I’ve been a little down lately about my blog. I feel like I don’t have the time to put into it that I want. It’s hard juggling the “work from home mom” thang so when I was invited to a “Women in YouTube” initiative event in LA, I said yes!
I’m always honored to be asked by YouTube to do anything. It’s such a saturated market these days and to be recognized is huge. This meant leaving Tommy for three days when he is just starting to walk…
On Sunday he took three baby steps and has continued to take one or two each day. Occasionally he’ll do three steps. Before leaving for the airport, he took three pretty balanced steps before face planting. He then gave me the biggest hug before reaching for his Dad.
I’m going to be home Saturday night but I can’t help but feel very emotional about the fact that he very well might start walking and I’m going to be away! I’m never away. Why did my trip have to coincide with this huge milestone?
How do parents who travel frequently do it?
I told Nick that if Tommy should walk across the room to not tell me. I don’t want to know. I told Tommy not to of course (because 10 month olds really know how to listen to directions).
Breastfeeding and Travel
For the trip, I brought along my breast pump and bags to store the milk. I’m going to try to bring some of it home as a carry on. I did not do the Milk Stork again. It was expensive and honestly, Tommy doesn’t like the older milk. I attribute that to my lack of proper storage before placing the milk into the container, not the stork service.
I also only have enough milk theoretically in the freezer for two days and I’ll be away for 3. I bought formula from the Honest Company and have samples of Enfamil but Tommy has never been given formula before.

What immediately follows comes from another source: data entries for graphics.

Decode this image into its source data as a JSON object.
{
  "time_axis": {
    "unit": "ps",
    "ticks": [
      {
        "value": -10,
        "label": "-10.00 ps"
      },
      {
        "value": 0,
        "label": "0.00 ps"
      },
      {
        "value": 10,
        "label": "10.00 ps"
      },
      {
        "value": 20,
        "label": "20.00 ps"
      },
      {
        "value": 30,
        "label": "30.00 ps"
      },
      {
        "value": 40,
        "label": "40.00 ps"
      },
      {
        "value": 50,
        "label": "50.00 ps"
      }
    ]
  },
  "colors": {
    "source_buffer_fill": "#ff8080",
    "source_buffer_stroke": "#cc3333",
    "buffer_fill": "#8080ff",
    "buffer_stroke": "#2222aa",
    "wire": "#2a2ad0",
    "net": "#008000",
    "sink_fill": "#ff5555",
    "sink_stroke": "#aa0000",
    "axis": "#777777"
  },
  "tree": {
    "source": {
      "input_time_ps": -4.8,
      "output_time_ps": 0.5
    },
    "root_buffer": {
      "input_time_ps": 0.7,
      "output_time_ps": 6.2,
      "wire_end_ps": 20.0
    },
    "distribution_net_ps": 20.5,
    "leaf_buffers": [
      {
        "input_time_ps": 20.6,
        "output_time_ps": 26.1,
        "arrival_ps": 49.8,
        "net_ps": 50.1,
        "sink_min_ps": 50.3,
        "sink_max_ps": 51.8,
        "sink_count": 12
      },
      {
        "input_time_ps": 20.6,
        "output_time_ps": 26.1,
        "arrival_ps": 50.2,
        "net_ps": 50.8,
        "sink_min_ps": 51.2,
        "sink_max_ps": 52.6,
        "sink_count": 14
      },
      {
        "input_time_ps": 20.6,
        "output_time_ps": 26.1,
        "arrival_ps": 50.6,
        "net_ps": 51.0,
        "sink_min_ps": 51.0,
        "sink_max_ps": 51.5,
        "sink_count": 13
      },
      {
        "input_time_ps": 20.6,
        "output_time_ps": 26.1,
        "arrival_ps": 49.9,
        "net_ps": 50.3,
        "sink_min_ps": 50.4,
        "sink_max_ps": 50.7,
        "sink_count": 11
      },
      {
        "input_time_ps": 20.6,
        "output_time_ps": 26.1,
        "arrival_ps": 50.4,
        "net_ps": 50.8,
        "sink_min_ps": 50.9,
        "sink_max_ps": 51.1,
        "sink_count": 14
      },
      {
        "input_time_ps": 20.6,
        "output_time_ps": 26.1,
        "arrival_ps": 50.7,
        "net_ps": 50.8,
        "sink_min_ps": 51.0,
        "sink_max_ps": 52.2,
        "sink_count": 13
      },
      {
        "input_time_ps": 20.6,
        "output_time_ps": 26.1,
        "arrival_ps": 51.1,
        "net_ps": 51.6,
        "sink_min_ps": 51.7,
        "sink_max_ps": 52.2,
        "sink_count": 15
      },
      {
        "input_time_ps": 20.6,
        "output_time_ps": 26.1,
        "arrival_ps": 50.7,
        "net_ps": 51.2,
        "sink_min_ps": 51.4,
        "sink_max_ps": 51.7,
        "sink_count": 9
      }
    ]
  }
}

He’s a boob guy. He hates bottles.
Tommy does loves sippy cups though! I told Nick and his mom to give T milk in the sippy during the day and bottle at night. At the first few milk attempts, he only had a little to drink. This is the first time I’ve left that he’s been eating a fair amount of regular food so I’m hoping the lack of milk won’t cause him to be too fussy. I know he won’t starve but I’m nervous that he will refuse all milk options. If he does, I guess he’ll be even more excited to see me when I get home.
The event on Friday is at Google Headquarters in Venice. I’m curious to see what pumping options I have. I feel like Google should have a nice place to do it, right?

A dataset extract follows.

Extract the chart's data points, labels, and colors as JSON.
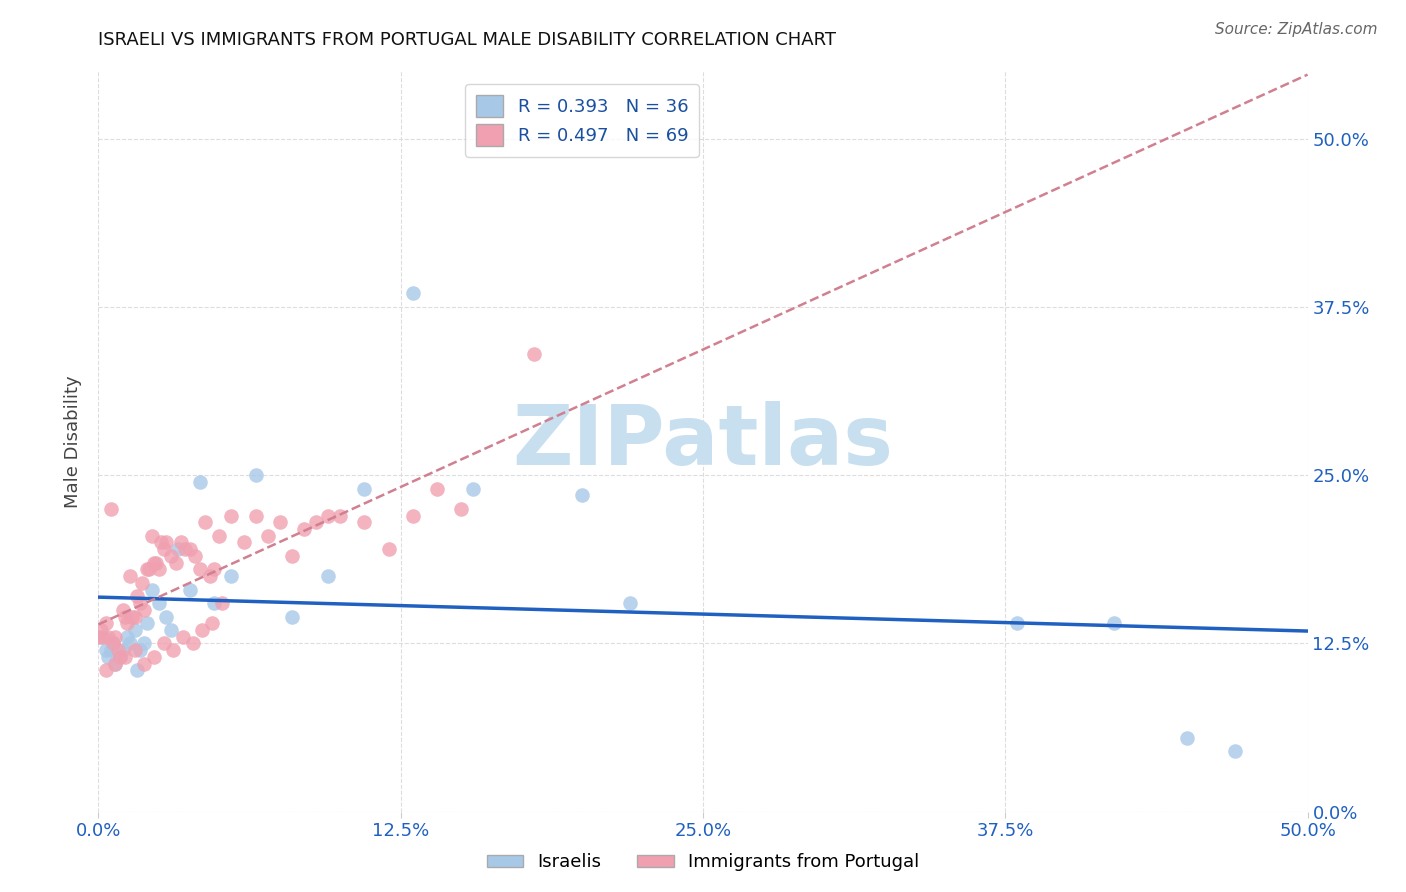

I’ll be gone for two nights but brought way too much stuff. The pump alone is heavy plus the flight is a great opportunity to get work done, so of course I need my laptop. I also need my camera to vlog the trip, it is YouTube after all and lastly my iPad to watch Bad Moms on the way home! I really didn’t need too many clothes which was nice. Usually, I have to bring out like 15 outfits for shoots. Clothes weigh more than you’d think.
I’m excited to be attending this event in LA with 40 other female creators. I need something to spark my motivation again. I feel like I’ve just been “blahhhhh” lately when it comes to creating content. So much of my energy is focused on getting done deals that come in and being a mom that I rarely have time to sit and research or be creative.
Anyway, I don’t know why I’m blogging about this. I guess I just really don’t want Tommy to take his first steps while I’m gone and if I blog about it, I will feel like he won’t! Kidding. He probably will now that I wrote all this.
Sometimes you need a mini break to get the creative juices flowing! Enjoy!
Hope that Tommy holds out for when you get back and that the trip is energizing! I remember waiting for my son to walk (he started at 13 months, very tentatively, and is now running around nonstop at 16 months), but I can remember the first baby steps the clearest (mostly because I was able to catch it on video while crying because I was so amazed at it)!
You will get more inspiration and creativity when you sleep through the night for 8 hours and Tommy gets a bit older. Being a mom I found the hardest thing ever. Everything is put on a back burner. It definitely comes with sacrifices. Don’t be hard on yourself. I would concentrate on less content but really good content. That is what works for me.
FYI some time 4.5 years ago I found your Youtube channel and you totally inspired me to start a blog, leave a job I hated and made me realize it is possible to make money online. You are just tired right now. All the best, Sarah. You will bounce back. 🙂 Considering you don’t have baby #2 shortly haha. Just being honest.
I have been following you since 2011 maybe? You were my first YouTube subscription! Glad you are finding time to be inspired, you are good at this. I know life pulls us in many directions, but just know you are appreciated.
Could you do a video about empowering people to make their own work out plans? I follow you and TIU workouts and a few others but I am wanting to kind of look at a month at a time and set goals and a schedule for myself that is realistic. Just an idea since you talked about feeling blah about content so I thought I would offer a little spark.